E poi il Papa continua a modificare il linguaggio ecclesiale, depurandolo della retorica eccessiva, dei barocchismi per andare all’essenziale, e trae esempi dalla grande cultura spagnola e italiana citando Lope de Vega e Manzoni.

«Oggi abbiamo perso il senso della responsabilità fraterna; siamo caduti nell’atteggiamento ipocrita del sacerdote e del servitore dell’altare, di cui parla Gesù nella parabola del Buon Samaritano: guardiamo il fratello mezzo morto sul ciglio della strada, forse pensiamo “poverino”, e continuiamo per la nostra strada, non è compito nostro; e con questo ci sentiamo a posto. La cultura del benessere, che ci porta a pensare a noi stessi ci rende insensibili alle grida degli altri, ci fa vivere in bolle di sapone, che sono belle, ma non sono nulla, sono l’illusione del futile, del provvisorio, che porta all’indifferenza verso gli altri, anzi porta alla globalizzazione dell’indifferenza. Ci siamo abituati alla sofferenza dell’altro, non ci riguarda, non ci interessa, non è affare nostro!».

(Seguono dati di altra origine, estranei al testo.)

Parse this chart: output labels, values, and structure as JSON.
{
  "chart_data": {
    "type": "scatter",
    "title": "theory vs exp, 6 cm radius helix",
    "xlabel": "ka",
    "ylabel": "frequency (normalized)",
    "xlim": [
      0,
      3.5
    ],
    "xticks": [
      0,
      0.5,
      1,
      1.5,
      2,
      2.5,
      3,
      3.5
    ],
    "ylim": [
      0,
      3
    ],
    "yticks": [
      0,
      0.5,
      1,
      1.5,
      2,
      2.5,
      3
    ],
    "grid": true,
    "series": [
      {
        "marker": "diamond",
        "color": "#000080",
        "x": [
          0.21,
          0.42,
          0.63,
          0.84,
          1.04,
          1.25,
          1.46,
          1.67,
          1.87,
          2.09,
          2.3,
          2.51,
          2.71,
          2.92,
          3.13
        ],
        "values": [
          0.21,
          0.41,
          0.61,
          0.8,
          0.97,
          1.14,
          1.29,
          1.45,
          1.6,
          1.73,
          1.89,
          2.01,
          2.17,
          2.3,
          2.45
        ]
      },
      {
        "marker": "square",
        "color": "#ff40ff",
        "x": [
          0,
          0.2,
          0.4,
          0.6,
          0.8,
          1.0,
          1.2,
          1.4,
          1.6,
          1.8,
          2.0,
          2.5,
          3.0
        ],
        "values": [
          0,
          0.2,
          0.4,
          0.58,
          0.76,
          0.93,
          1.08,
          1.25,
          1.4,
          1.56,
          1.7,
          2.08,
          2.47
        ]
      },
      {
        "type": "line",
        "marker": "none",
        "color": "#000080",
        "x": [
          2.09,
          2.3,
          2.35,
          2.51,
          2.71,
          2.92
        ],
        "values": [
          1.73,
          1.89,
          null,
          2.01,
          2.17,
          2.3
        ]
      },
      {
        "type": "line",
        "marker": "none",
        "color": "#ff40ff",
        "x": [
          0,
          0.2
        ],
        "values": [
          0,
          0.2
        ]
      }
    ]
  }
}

Quindi «ritorna la figura dell’Innominato di Manzoni. La globalizzazione dell’indifferenza ci rende tutti “innominati”, responsabili senza nome e senza volto». È questo richiamo alla responsabilità individuale, al “contare” di ogni persona che sta infine la forza del messaggio del Papa: un restituire identità e quindi anche diritti e doveri a ciascuno, da una parte e dall’altra del mare.